Project-backed cluster run files¶
For repeatable project runs, launch the setup window and save a run file in the SAXSShell project folder:
From the main SAXSShell window, use Tools > CLI Setup > Open Cluster Extraction CLI Setup (Beta). The same setup window can also be launched from a terminal:
PYTHONPATH=src conda run --no-capture-output -n saxshell-py312 python -m saxshell.cluster setup-ui /path/to/saxs_project
The setup window records the project folder, extracted frames folder, output
clusters folder, atom rules, pair cutoffs, PBC/box settings, shell options, and
neighbor-search settings in cluster_extraction_cli_run.json.

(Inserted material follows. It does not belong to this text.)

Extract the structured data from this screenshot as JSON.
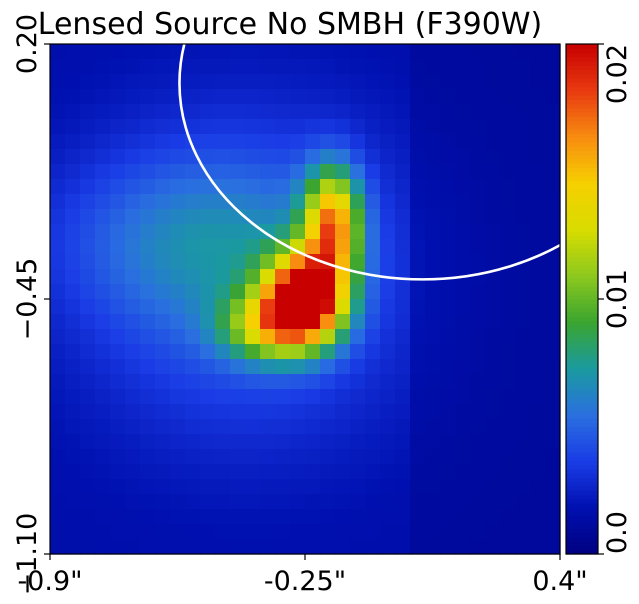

Paths inside the
project are stored relative to the project folder so the project can move as a
unit.
After saving, run the extraction from the terminal:
PYTHONPATH=src conda run --no-capture-output -n saxshell-py312 python -m saxshell.cluster run /path/to/saxs_project
Use --run-file custom_run.json to run a different JSON file. Relative
--run-file paths are resolved against the project folder. A completed run
updates the project clusters_dir reference to the output folder while leaving
the existing frames and PDB-frames references unchanged.
clusterdynamics¶
This application consumes the extracted XYZ or PDB frames from mdtrajectory
and applies the same cluster definitions and pair-cutoff rules used by
clusters, but bins the results over time instead of writing one
stoichiometry-folder export.
Key outputs:
- time-binned cluster-distribution heatmaps
- optional CP2K
.eneroverlays aligned to the same time axis - a sortable lifetime table by stoichiometry label
- saved JSON/CSV datasets that can be reopened later for plotting
Downstream structure analysis¶
After the sorted cluster folders have been produced, the main UI exposes two structure-analysis tools that reuse them:
- Bond Analysis for bond-pair and angle-triplet distributions
- Debye-Waller Analysis for pairwise
thermal-displacement coefficients from sorted
PDBcluster folders
What SAXS expects from this stage¶
The SAXS workflow expects a usable cluster folder with representative structure files and enough component identity to build prior weights and scattering components.
If you are unsure whether your cluster folder is ready, start in Project Setup and confirm that the project can discover the expected clusters before moving on.